Amanheço pesada, atrapalhada, cinzenta. A chuva forte , o vento, a presença imposta, exige. Não posso resolver mais nada. Faço panquecas. Dobro a dose do café. Repasso as frutas. Escuto o mesmo disco, uma três vezes, não ligo a televisão. Respondo os recados no celular, e desligo conexões. Definitivos, os aborrecimentos. Eu não permito que cheguem à janela. Estão todos de castigo, abafados no quarto menor, no escuro. Eu me ponho também no castigo: intratável, apenas gulosa. Que ganhe dois quilos, não me importo, quem sabe quatro quilos? É um sentir em que o tato e todos os sentidos se reviram. Duas latas de leite consensado.

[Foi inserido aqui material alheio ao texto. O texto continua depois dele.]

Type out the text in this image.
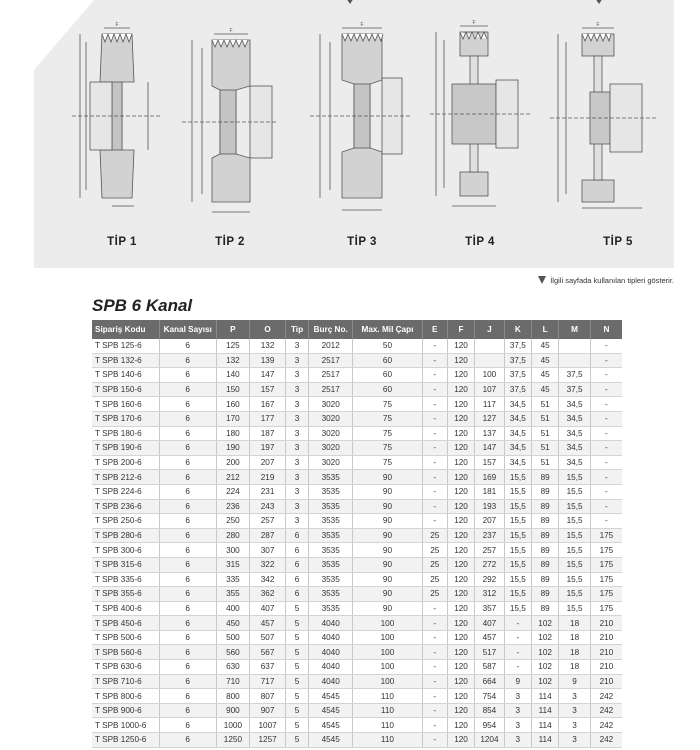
F
TİP 1
F
TİP 2
F
TİP 3
F
TİP 4
F
TİP 5
İlgili sayfada kullanılan tipleri gösterir.
SPB 6 Kanal
Sipariş Kodu	Kanal Sayısı	P	O	Tip	Burç No.	Max. Mil Çapı	E	F	J	K	L	M	N
T SPB 125-6	6	125	132	3	2012	50	-	120		37,5	45		-
T SPB 132-6	6	132	139	3	2517	60	-	120		37,5	45		-
T SPB 140-6	6	140	147	3	2517	60	-	120	100	37,5	45	37,5	-
T SPB 150-6	6	150	157	3	2517	60	-	120	107	37,5	45	37,5	-
T SPB 160-6	6	160	167	3	3020	75	-	120	117	34,5	51	34,5	-
T SPB 170-6	6	170	177	3	3020	75	-	120	127	34,5	51	34,5	-
T SPB 180-6	6	180	187	3	3020	75	-	120	137	34,5	51	34,5	-
T SPB 190-6	6	190	197	3	3020	75	-	120	147	34,5	51	34,5	-
T SPB 200-6	6	200	207	3	3020	75	-	120	157	34,5	51	34,5	-
T SPB 212-6	6	212	219	3	3535	90	-	120	169	15,5	89	15,5	-
T SPB 224-6	6	224	231	3	3535	90	-	120	181	15,5	89	15,5	-
T SPB 236-6	6	236	243	3	3535	90	-	120	193	15,5	89	15,5	-
T SPB 250-6	6	250	257	3	3535	90	-	120	207	15,5	89	15,5	-
T SPB 280-6	6	280	287	6	3535	90	25	120	237	15,5	89	15,5	175
T SPB 300-6	6	300	307	6	3535	90	25	120	257	15,5	89	15,5	175
T SPB 315-6	6	315	322	6	3535	90	25	120	272	15,5	89	15,5	175
T SPB 335-6	6	335	342	6	3535	90	25	120	292	15,5	89	15,5	175
T SPB 355-6	6	355	362	6	3535	90	25	120	312	15,5	89	15,5	175
T SPB 400-6	6	400	407	5	3535	90	-	120	357	15,5	89	15,5	175
T SPB 450-6	6	450	457	5	4040	100	-	120	407	-	102	18	210
T SPB 500-6	6	500	507	5	4040	100	-	120	457	-	102	18	210
T SPB 560-6	6	560	567	5	4040	100	-	120	517	-	102	18	210
T SPB 630-6	6	630	637	5	4040	100	-	120	587	-	102	18	210
T SPB 710-6	6	710	717	5	4040	100	-	120	664	9	102	9	210
T SPB 800-6	6	800	807	5	4545	110	-	120	754	3	114	3	242
T SPB 900-6	6	900	907	5	4545	110	-	120	854	3	114	3	242
T SPB 1000-6	6	1000	1007	5	4545	110	-	120	954	3	114	3	242
T SPB 1250-6	6	1250	1257	5	4545	110	-	120	1204	3	114	3	242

Com três fazemos um banquete. Como é difícil brincar com a dor, abraçar a tristeza, sentir alguma coisa. Confesso que o pior desastre ainda é a completa indiferença, começar, aos poucos a desaparecer, diminuir, não comer, não falar, não fazer. O pior é quando o sono se deita na cama antes da pessoa, e não levanta. Paro de respirar. A chuva diminuiu. Elizabeth M.B. Mattos – janeiro de 2024 – Torres
Doçura do doce, acho que é assim… Não sei explicar, nem dividir, então, eu me derramo nas história perdida. Perdida? Todas elas vividas, vividas. Intensas. Encontradas na memória, no fiapo do tempo. Sim, foi mais vontade, foi loucura. Foi também acerto, acertei no intenso. Na loucura de ir. Como este vento! Arrancou o lugar do pacífico bom para transformar em revirado de restos. Os restos… A vida tem este contexto. O inverno rigoroso, o calor a maltratar, as tempestades previsíveis. Elizabeth M. B. Mattos – janeiro de 2024 – Torres entre o sombrio, o sol e a chuva.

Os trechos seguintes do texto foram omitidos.